6. Compilation and Training
* Adam optimizer: A commonly used optimizer for image classification tasks, combining the advantages of both RMSProp and SGD.
* BinaryCrossentropy: This loss function is suitable for binary classification tasks. It measures the difference between the predicted probabilities and the actual class labels.

In [None]:
model.compile(
    optimizer=tf.keras.optimizers.Adam(),
    loss=tf.keras.losses.BinaryCrossentropy(),
    metrics=['accuracy']
)

# Train the model
history = model.fit(
    train_dataset,
    epochs=10,
    validation_data=test_dataset,
)

* 7. Evaluting model

In [None]:
test_loss, test_acc = model.evaluate(test_dataset)
print(f"Test accuracy: {test_acc * 100:.2f}%")

### Hyperparameter Selection:
* Number of Neurons and Layers: We chose 32, 64, and 128 filters in the convolutional layers, progressively increasing the number of neurons as we go deeper. This is common in CNNs, as deeper layers typically learn more abstract and complex features.

* You can experiment with these numbers (e.g., using 256 filters or adding more layers), but be mindful of overfitting if you have limited data.

* Binary Crossentropy Loss: Since this is a binary classification task (horse vs. human), we use BinaryCrossentropy.
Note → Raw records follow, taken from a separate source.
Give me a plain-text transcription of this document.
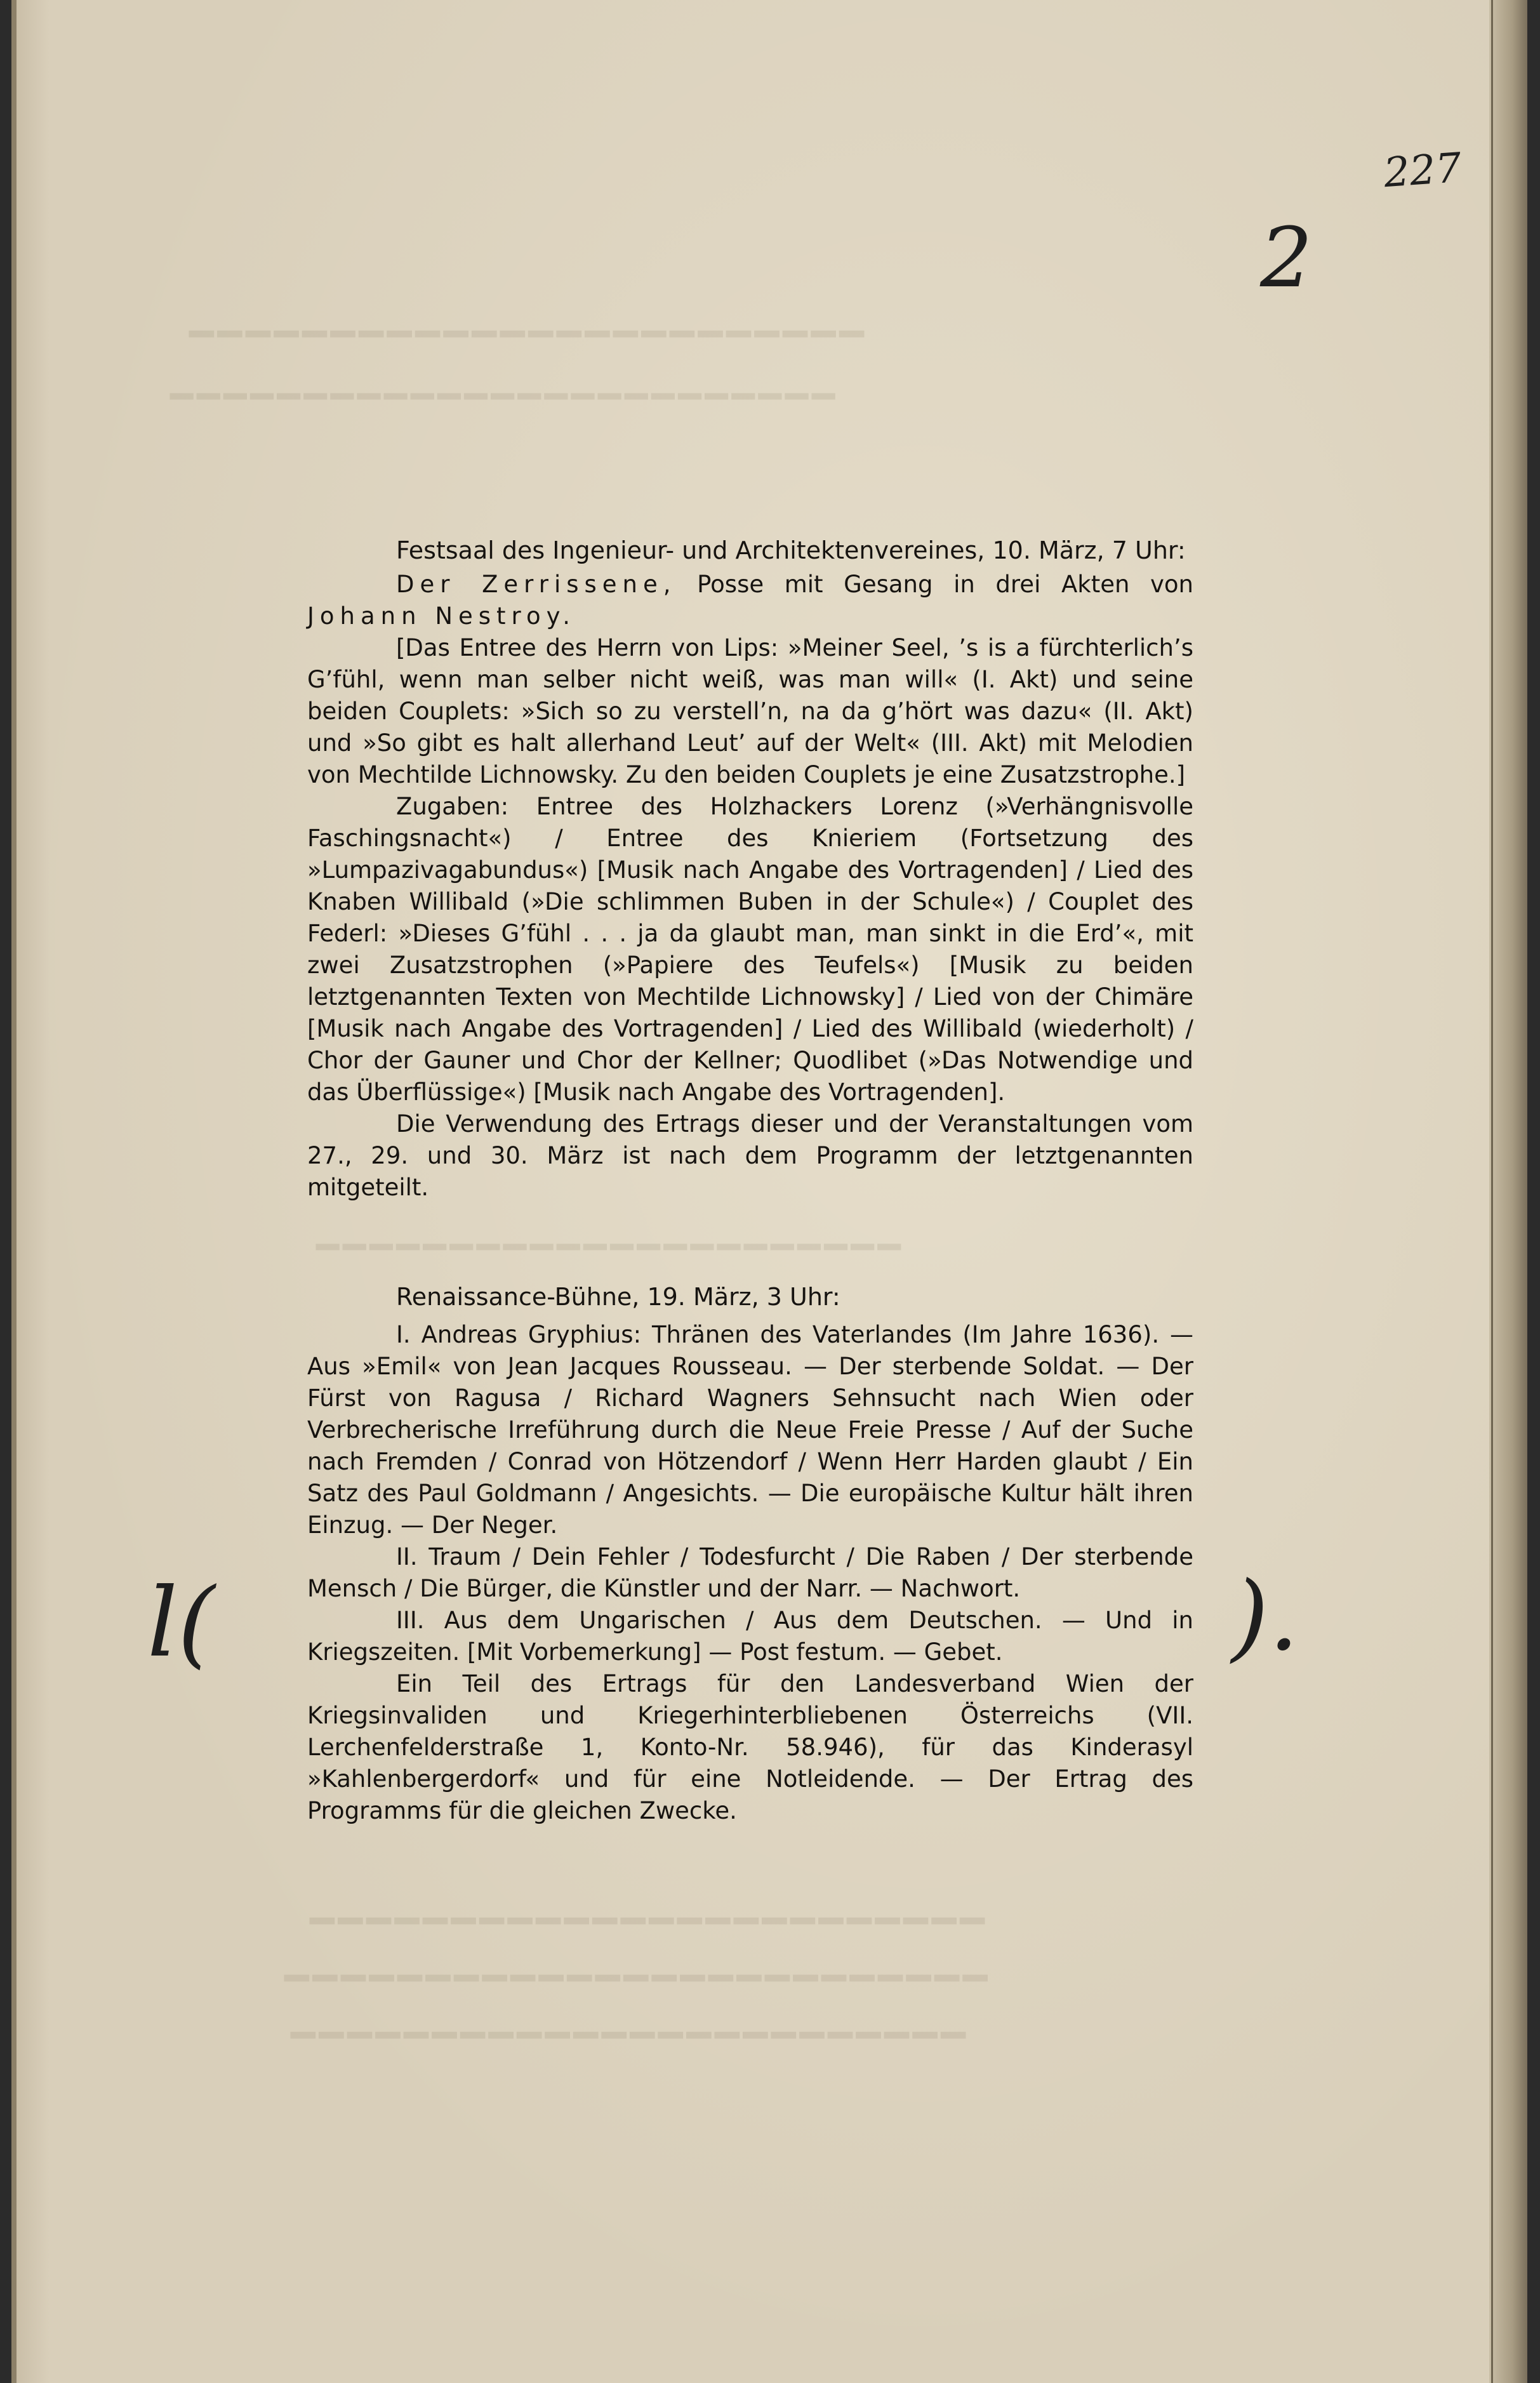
━━━━━━━━━━━━━━━━━━━━━━━━
━━━━━━━━━━━━━━━━━━━━━━━━━
━━━━━━━━━━━━━━━━━━━━━━
━━━━━━━━━━━━━━━━━━━━━━━━
━━━━━━━━━━━━━━━━━━━━━━━━━
━━━━━━━━━━━━━━━━━━━━━━━━
227
2
l(	).
Festsaal des Ingenieur- und Architektenvereines, 10. März, 7 Uhr:

Der Zerrissene, Posse mit Gesang in drei Akten von Johann Nestroy.

[Das Entree des Herrn von Lips: »Meiner Seel, ’s is a fürchterlich’s G’fühl, wenn man selber nicht weiß, was man will« (I. Akt) und seine beiden Couplets: »Sich so zu verstell’n, na da g’hört was dazu« (II. Akt) und »So gibt es halt allerhand Leut’ auf der Welt« (III. Akt) mit Melodien von Mechtilde Lichnowsky. Zu den beiden Couplets je eine Zusatzstrophe.]

Zugaben: Entree des Holzhackers Lorenz (»Verhängnisvolle Faschingsnacht«) / Entree des Knieriem (Fortsetzung des »Lumpazivagabundus«) [Musik nach Angabe des Vortragenden] / Lied des Knaben Willibald (»Die schlimmen Buben in der Schule«) / Couplet des Federl: »Dieses G’fühl . . . ja da glaubt man, man sinkt in die Erd’«, mit zwei Zusatzstrophen (»Papiere des Teufels«) [Musik zu beiden letztgenannten Texten von Mechtilde Lichnowsky] / Lied von der Chimäre [Musik nach Angabe des Vortragenden] / Lied des Willibald (wiederholt) / Chor der Gauner und Chor der Kellner; Quodlibet (»Das Notwendige und das Überflüssige«) [Musik nach Angabe des Vortragenden].

Die Verwendung des Ertrags dieser und der Veranstaltungen vom 27., 29. und 30. März ist nach dem Programm der letztgenannten mitgeteilt.

Renaissance-Bühne, 19. März, 3 Uhr:

I. Andreas Gryphius: Thränen des Vaterlandes (Im Jahre 1636). — Aus »Emil« von Jean Jacques Rousseau. — Der sterbende Soldat. — Der Fürst von Ragusa / Richard Wagners Sehnsucht nach Wien oder Verbrecherische Irreführung durch die Neue Freie Presse / Auf der Suche nach Fremden / Conrad von Hötzendorf / Wenn Herr Harden glaubt / Ein Satz des Paul Goldmann / Angesichts. — Die europäische Kultur hält ihren Einzug. — Der Neger.

II. Traum / Dein Fehler / Todesfurcht / Die Raben / Der sterbende Mensch / Die Bürger, die Künstler und der Narr. — Nachwort.

III. Aus dem Ungarischen / Aus dem Deutschen. — Und in Kriegszeiten. [Mit Vorbemerkung] — Post festum. — Gebet.

Ein Teil des Ertrags für den Landesverband Wien der Kriegsinvaliden und Kriegerhinterbliebenen Österreichs (VII. Lerchenfelderstraße 1, Konto-Nr. 58.946), für das Kinderasyl »Kahlenbergerdorf« und für eine Notleidende. — Der Ertrag des Programms für die gleichen Zwecke.
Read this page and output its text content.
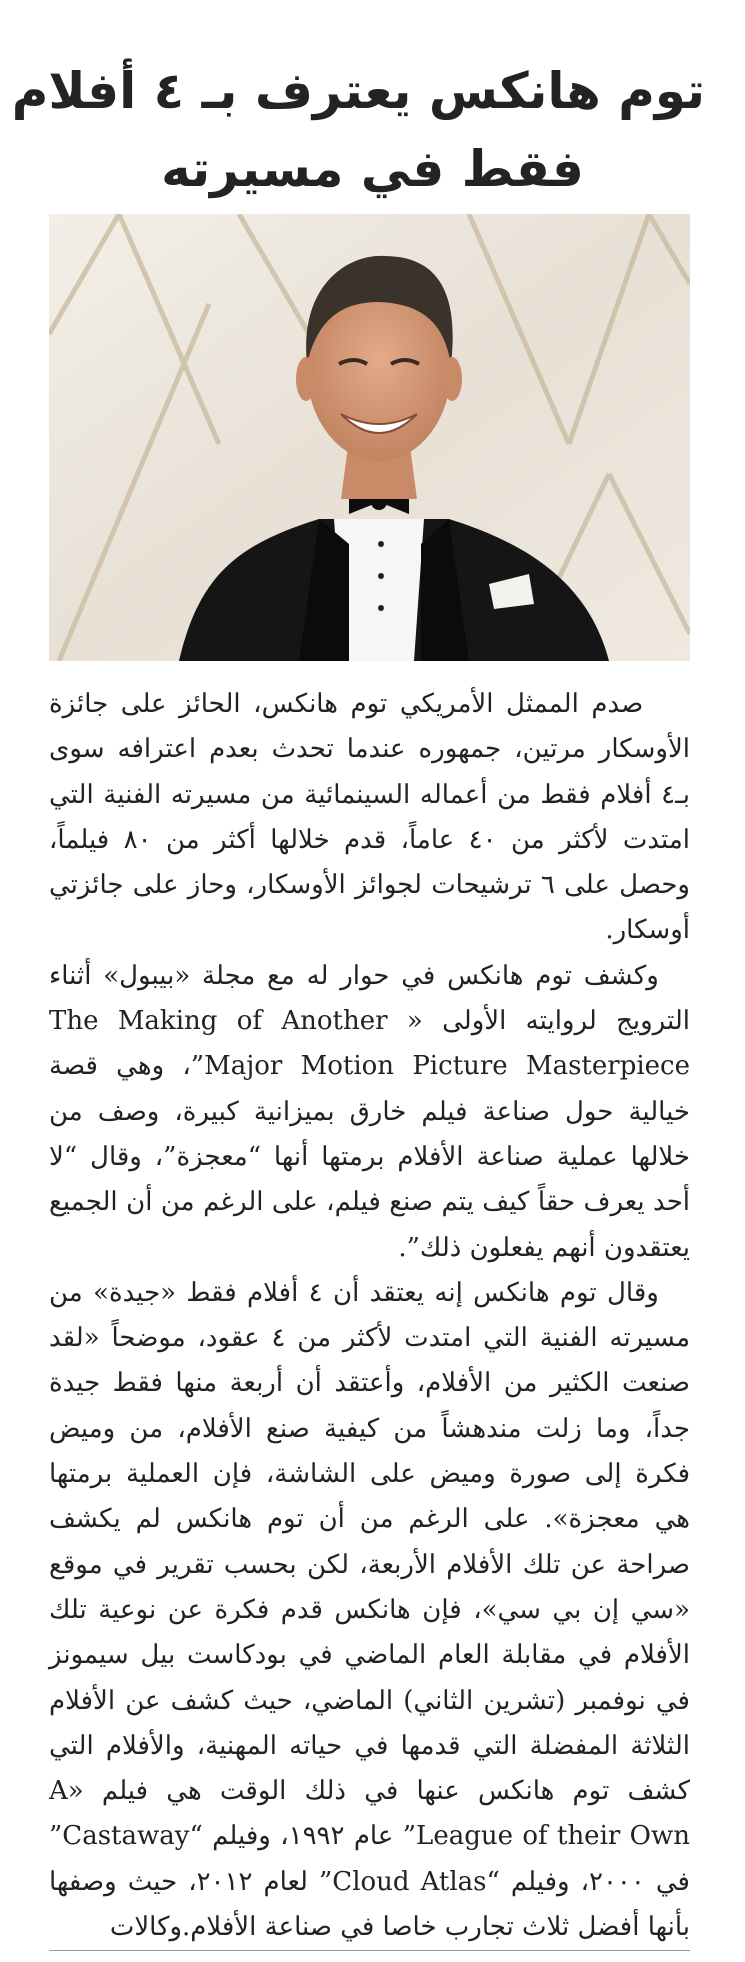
توم هانكس يعترف بـ ٤ أفلام
فقط في مسيرته

صدم الممثل الأمريكي توم هانكس، الحائز على جائزة الأوسكار مرتين، جمهوره عندما تحدث بعدم اعترافه سوى بـ٤ أفلام فقط من أعماله السينمائية من مسيرته الفنية التي امتدت لأكثر من ٤٠ عاماً، قدم خلالها أكثر من ٨٠ فيلماً، وحصل على ٦ ترشيحات لجوائز الأوسكار، وحاز على جائزتي أوسكار.

وكشف توم هانكس في حوار له مع مجلة «بيبول» أثناء الترويج لروايته الأولى « The Making of Another Major Motion Picture Masterpiece”، وهي قصة خيالية حول صناعة فيلم خارق بميزانية كبيرة، وصف من خلالها عملية صناعة الأفلام برمتها أنها “معجزة”، وقال “لا أحد يعرف حقاً كيف يتم صنع فيلم، على الرغم من أن الجميع يعتقدون أنهم يفعلون ذلك”.

وقال توم هانكس إنه يعتقد أن ٤ أفلام فقط «جيدة» من مسيرته الفنية التي امتدت لأكثر من ٤ عقود، موضحاً «لقد صنعت الكثير من الأفلام، وأعتقد أن أربعة منها فقط جيدة جداً، وما زلت مندهشاً من كيفية صنع الأفلام، من وميض فكرة إلى صورة وميض على الشاشة، فإن العملية برمتها هي معجزة». على الرغم من أن توم هانكس لم يكشف صراحة عن تلك الأفلام الأربعة، لكن بحسب تقرير في موقع «سي إن بي سي»، فإن هانكس قدم فكرة عن نوعية تلك الأفلام في مقابلة العام الماضي في بودكاست بيل سيمونز في نوفمبر (تشرين الثاني) الماضي، حيث كشف عن الأفلام الثلاثة المفضلة التي قدمها في حياته المهنية، والأفلام التي كشف توم هانكس عنها في ذلك الوقت هي فيلم «A League of their Own” عام ١٩٩٢، وفيلم “Castaway” في ٢٠٠٠، وفيلم “Cloud Atlas” لعام ٢٠١٢، حيث وصفها بأنها أفضل ثلاث تجارب خاصا في صناعة الأفلام.وكالات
This loss function is appropriate because we’re predicting a probability (i.e., the likelihood of one class), not a multi-class output.

* Sigmoid Activation: This activation is chosen for the output layer because it produces values in the range of 0 to 1, making it ideal for binary classification.

In [None]:
   Input (150x150x3)
        │
        ▼
  +---------------------+    (Conv2D with 32 filters)
  |      150x150x3      |
  +---------------------+
        │
        ▼
  +---------------------+    (MaxPooling 2x2)
  |      75x75x32       |
  +---------------------+
        │
        ▼
  +---------------------+    (Conv2D with 64 filters)
  |      75x75x32       |
  +---------------------+
        │
        ▼
  +---------------------+    (MaxPooling 2x2)
  |      37x37x64       |
  +---------------------+
        │
        ▼
  +---------------------+    (Conv2D with 128 filters)
  |      37x37x64       |
  +---------------------+
        │
        ▼
  +---------------------+    (MaxPooling 2x2)
  |      18x18x128      |
  +---------------------+
        │
        ▼
  +---------------------+    (Flatten to 1D)
  |      18x18x128      |
  +---------------------+
        │
        ▼
  +---------------------+    (Dense Layer with 128 neurons)
  |     Flattened       |
  |    (18*18*128)      |
  +---------------------+
        │
        ▼
  +---------------------+    (Output layer with 1 neuron for binary classification)
  |      Dense (1)      |
  +---------------------+


* Conv2D layers: Change the depth (number of filters), but the spatial dimensions (height and width) generally stay the same unless you use a stride greater than 1.
* MaxPooling layers: Reduce the spatial dimensions (height and width) by a factor of 2 (if using 2x2 pooling).
* Flattening: Converts the final 3D feature map (height, width, depth) into a 1D vector.
* Dense layers: Do not alter spatial dimensions but reduce the features into a fixed-size vector for classification.